Who is a Refugee?

As the European Union thrashes out its proposal for member states to accept 20,000 refugees over two years as a response to the growing numbers crossing from North Africa, the response of the new Conservative government in the United Kingdom has been less than enthusiastic. In an interview with the Daily Telegraph the British Home Secretary, Teresa May, argues that most of those fleeing are in fact economic migrants, not genuine refugees.

She makes a distinction between those escaping from Syria, and others from places like Nigeria, Somalia and Eritrea where, she says, lives are not at immediate risk. The suggestion is that these countries are relatively stable, and therefore people fleeing them must be economic migrants.

This raises the issue of the UNHCR’s 1951 Refugee Convention, which gives us the following definition of who counts as a refugee — someone who:

Owing to a well-founded fear of being persecuted for reasons of race, religion, nationality, membership of a particular social group, or political opinion, is outside the country of his nationality, and is unable to or, owing to such fear, is unwilling to avail himself of the protection of that country.

There have been many critics of the Convention definition, pointing out that it limits refugee status to a narrow group who are being directly persecuted for specific reasons, and so leaves outside of its scope those who are simply fleeing a conflict zone because it is too dangerous. The latter are not being persecuted directly, but they are, if you like, our classic picture of the refugee – someone escaping from an area because it is simply too dangerous for them to be there.

In fact the UNHCR itself recognizes this limitation, and works with a wider understanding of people of concern, anybody fleeing generalized violence which threatens their safety or freedom. This draws on the Cartegena Declaration on Refugees by Latin American states (pdf) and the OAU Convention on Refugees in Africa, both of which widen the understanding of who is entitled to refugee status.

However, many have argued that it is dangerous to open up a debate around the UNHCR 1951 definition, because rather than it being widened, the state parties to the definition will more likely seek to narrow it. The fact is the UNHCR receives around 86% of its funding from states, and only 2% from the United Nations itself, and so the main stakeholders are not refugees and asylum seekers, nor the UN, but those nation states providing the bulk of the funding.

Indeed, the more pessimistic amongst us have been waiting for those nation states to make that move, with increasing pressure on the international refugee system and states like Australia testing international law on asylum to its limits or, many would say, breaking it.

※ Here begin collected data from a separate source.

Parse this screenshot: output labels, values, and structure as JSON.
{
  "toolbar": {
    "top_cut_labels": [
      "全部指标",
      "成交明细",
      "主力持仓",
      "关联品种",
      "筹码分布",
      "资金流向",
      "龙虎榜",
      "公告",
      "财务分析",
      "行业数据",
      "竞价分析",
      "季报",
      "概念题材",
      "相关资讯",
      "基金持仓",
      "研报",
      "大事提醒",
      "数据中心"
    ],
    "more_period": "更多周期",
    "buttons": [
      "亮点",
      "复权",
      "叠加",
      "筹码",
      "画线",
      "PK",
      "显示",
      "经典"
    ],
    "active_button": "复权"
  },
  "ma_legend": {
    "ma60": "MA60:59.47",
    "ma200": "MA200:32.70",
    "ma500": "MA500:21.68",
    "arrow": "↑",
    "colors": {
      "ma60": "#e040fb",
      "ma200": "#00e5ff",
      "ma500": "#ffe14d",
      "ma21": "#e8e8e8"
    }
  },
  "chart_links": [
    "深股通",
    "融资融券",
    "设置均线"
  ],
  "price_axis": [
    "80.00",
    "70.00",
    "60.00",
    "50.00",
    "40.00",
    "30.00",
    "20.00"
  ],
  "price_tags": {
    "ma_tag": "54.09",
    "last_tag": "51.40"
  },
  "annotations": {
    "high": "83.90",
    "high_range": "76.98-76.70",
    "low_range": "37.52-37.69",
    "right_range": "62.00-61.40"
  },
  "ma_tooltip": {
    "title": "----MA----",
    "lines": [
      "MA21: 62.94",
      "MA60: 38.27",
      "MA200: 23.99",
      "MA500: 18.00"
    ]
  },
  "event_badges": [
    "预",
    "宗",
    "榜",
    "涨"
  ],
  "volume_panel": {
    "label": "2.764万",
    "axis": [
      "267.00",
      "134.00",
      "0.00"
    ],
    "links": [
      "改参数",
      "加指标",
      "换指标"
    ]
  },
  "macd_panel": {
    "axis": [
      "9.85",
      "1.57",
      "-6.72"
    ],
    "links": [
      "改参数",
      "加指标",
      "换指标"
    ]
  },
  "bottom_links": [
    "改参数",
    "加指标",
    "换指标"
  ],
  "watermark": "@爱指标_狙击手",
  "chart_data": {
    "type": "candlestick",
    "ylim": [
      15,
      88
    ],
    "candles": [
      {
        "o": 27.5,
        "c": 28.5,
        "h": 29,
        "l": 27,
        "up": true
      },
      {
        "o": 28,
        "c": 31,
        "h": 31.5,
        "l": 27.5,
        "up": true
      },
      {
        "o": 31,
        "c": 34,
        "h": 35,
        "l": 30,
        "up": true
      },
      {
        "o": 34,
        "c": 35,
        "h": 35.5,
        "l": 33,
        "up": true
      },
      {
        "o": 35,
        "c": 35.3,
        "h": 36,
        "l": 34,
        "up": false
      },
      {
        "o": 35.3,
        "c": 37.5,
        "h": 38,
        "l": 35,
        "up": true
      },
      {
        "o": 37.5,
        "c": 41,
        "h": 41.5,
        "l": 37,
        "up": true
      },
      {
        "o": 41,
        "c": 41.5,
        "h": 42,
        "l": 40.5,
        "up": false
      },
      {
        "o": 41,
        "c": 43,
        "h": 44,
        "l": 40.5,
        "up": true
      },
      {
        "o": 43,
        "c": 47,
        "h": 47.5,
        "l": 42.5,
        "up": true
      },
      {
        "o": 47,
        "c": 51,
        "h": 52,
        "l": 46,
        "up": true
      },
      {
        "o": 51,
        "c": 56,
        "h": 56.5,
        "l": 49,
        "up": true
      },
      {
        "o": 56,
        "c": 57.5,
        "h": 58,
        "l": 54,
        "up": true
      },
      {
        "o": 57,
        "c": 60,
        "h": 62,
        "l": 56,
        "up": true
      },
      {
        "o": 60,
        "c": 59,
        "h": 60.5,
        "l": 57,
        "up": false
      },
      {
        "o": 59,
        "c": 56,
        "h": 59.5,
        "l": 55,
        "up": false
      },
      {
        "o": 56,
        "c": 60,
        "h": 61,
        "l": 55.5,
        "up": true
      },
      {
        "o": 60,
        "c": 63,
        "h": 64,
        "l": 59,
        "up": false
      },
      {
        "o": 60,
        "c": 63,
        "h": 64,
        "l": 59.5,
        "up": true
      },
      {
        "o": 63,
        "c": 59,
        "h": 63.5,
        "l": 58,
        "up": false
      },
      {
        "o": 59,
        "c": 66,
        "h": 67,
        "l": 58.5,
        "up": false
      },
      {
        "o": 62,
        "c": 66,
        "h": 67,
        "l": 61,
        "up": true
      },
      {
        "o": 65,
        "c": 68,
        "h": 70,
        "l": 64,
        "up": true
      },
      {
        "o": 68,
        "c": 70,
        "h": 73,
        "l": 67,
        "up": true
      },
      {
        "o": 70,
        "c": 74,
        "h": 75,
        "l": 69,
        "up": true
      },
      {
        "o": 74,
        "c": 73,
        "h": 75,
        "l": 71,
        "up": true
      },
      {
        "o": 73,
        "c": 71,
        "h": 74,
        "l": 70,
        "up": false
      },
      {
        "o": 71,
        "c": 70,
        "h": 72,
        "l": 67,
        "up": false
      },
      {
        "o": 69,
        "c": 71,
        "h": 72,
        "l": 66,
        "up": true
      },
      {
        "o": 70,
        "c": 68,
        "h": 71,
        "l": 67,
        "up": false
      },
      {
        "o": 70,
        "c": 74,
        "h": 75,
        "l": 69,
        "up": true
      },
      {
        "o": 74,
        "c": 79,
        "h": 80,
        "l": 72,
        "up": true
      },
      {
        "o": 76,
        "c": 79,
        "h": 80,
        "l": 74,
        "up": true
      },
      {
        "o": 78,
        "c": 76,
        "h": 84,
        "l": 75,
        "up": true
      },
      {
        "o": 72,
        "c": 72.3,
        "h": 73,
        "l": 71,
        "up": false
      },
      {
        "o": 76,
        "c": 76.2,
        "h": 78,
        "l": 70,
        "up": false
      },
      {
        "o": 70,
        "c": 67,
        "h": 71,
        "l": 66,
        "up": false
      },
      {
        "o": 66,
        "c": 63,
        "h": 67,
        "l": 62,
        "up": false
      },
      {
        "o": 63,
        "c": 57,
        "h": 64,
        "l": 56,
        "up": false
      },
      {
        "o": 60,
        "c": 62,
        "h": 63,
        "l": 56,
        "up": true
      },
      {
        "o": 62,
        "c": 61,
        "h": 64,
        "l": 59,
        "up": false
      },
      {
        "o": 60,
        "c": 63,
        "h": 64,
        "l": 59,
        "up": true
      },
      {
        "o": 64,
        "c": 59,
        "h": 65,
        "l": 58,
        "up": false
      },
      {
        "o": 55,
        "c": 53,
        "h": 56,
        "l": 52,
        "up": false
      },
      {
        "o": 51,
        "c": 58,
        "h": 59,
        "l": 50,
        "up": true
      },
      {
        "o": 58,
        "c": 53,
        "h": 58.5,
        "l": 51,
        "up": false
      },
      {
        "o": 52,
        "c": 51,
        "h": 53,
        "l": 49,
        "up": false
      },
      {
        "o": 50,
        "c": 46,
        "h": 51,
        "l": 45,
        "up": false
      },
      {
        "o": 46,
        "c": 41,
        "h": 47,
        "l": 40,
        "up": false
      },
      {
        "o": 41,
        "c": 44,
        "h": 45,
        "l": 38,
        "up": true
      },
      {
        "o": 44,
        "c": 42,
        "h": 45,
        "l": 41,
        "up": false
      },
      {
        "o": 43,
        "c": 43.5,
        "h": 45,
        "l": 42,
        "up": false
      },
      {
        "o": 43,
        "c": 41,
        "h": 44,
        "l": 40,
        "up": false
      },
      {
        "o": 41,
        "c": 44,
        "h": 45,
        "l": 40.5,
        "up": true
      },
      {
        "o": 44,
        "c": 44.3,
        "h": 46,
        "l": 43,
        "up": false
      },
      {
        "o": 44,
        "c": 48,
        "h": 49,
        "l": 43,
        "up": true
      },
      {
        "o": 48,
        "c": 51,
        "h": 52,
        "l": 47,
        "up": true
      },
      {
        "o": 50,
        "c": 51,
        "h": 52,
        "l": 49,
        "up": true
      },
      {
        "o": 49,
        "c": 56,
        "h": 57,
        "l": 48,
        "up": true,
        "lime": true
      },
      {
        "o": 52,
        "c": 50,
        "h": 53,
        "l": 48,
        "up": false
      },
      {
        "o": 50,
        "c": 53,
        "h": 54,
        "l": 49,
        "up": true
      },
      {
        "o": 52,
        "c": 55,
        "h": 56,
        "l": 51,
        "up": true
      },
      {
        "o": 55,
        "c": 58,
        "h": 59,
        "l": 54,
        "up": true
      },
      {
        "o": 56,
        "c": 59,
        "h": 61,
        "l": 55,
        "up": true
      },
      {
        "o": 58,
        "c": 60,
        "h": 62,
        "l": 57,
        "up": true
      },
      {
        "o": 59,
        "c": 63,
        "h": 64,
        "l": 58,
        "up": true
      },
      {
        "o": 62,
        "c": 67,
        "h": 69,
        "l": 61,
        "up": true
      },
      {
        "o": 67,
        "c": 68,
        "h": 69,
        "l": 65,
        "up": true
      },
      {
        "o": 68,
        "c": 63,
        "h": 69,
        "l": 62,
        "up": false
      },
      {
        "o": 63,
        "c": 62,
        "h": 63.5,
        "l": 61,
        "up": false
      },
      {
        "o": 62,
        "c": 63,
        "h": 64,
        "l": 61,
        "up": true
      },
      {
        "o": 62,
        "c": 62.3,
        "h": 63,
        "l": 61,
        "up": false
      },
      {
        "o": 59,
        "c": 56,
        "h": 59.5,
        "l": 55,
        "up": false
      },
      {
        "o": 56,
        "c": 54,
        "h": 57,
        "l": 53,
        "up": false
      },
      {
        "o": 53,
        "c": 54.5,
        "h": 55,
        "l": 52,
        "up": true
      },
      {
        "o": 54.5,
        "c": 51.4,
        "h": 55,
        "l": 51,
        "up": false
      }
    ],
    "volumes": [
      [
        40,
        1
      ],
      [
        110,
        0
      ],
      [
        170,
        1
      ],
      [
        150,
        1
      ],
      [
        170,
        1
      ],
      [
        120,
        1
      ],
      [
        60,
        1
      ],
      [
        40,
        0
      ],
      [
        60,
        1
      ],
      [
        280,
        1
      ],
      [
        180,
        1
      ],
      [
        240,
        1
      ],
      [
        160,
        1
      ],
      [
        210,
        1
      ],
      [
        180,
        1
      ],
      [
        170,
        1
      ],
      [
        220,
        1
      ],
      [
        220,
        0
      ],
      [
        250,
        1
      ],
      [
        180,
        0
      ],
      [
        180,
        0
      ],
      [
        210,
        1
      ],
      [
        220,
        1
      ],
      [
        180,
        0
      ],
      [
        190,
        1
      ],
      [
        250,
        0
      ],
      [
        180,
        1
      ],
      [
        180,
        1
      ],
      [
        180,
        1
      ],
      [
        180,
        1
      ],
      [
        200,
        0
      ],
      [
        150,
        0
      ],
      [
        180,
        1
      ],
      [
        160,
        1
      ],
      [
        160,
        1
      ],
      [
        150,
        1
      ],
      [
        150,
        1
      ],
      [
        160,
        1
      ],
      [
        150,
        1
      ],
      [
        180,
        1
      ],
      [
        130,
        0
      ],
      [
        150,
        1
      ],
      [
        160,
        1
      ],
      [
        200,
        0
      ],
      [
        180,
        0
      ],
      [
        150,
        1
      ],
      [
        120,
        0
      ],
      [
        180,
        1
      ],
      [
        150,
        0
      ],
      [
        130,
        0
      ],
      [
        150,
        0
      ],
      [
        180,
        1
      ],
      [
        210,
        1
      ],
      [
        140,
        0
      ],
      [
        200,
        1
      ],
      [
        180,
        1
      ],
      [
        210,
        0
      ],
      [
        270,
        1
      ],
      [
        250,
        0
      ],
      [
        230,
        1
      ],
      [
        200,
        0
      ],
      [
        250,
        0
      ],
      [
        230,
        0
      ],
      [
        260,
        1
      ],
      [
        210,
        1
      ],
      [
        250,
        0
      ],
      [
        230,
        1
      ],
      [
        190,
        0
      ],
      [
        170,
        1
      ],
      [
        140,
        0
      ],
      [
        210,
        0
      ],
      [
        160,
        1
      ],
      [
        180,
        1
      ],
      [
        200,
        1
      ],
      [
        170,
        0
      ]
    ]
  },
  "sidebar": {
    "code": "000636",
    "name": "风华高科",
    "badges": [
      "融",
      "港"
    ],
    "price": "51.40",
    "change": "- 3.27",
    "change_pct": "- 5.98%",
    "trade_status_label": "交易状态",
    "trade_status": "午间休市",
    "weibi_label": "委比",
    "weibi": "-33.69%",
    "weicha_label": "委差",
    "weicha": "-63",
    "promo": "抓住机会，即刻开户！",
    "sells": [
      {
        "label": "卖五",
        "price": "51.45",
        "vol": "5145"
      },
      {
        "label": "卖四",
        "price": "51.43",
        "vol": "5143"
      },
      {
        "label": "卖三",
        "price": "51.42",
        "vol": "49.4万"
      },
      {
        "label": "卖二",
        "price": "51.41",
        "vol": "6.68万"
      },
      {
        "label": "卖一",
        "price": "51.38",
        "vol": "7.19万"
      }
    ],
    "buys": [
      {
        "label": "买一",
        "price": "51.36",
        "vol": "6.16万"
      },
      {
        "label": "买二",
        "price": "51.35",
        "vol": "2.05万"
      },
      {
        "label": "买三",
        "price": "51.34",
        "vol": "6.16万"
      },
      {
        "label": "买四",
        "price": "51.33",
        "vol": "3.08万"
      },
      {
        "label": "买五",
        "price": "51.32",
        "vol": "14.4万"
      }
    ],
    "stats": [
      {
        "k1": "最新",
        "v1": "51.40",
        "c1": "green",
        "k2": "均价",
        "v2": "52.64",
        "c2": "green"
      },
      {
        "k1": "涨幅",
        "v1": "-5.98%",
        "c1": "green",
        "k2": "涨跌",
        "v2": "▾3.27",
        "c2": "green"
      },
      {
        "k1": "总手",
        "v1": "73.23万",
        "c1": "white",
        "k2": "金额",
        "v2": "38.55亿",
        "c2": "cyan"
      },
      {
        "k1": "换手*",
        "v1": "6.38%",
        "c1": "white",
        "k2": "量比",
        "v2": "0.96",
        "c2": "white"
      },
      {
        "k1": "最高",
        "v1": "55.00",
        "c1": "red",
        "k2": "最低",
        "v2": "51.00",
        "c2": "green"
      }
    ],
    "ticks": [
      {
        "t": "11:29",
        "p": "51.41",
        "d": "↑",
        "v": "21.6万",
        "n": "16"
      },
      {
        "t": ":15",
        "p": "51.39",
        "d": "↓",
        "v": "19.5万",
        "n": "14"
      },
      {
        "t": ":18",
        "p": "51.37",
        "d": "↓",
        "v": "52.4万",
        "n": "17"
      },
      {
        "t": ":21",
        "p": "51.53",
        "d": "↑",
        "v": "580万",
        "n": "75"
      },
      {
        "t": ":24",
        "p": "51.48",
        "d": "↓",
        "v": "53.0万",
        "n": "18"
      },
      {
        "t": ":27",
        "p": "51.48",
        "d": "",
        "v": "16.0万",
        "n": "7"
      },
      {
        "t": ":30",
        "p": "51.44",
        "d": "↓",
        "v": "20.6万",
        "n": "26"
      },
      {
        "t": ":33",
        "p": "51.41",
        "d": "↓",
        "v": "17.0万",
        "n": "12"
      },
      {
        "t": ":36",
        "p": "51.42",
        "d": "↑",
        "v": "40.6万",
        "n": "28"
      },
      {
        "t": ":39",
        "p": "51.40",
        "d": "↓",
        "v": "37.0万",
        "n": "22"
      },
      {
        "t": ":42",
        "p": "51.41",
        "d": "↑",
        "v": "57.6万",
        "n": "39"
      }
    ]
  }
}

We should, therefore, see Teresa May’s statement as a possible move towards a new understanding of ‘refugee’. The irony is that her move reflects the concerns of those critics of the UNHCR definition from the other side, with a similar focus on those who are fleeing conflict and whose lives are in immediate danger. But her version also states that as long as a state is stable, however repressive, those fleeing it must be economic migrants, not genuine refugees.

She cites Eritrea in the interview, a country which the Daily Telegraph itself identifies as one of the top ten most repressive regimes in the world. Gaim Kibreab, Professor of Refugee Studies at London South Bank University, describes Eritrea as one of the most militarized states in the world, and explains why so many are fleeing that country.

And so what we must recognise is that amidst all the controversy over the right response to the growing number of people crossing the Mediterranean in search of sanctuary, the very idea of who counts as a refugee is at stake, and that may have dangerous consequences for all those seeking asylum around the world.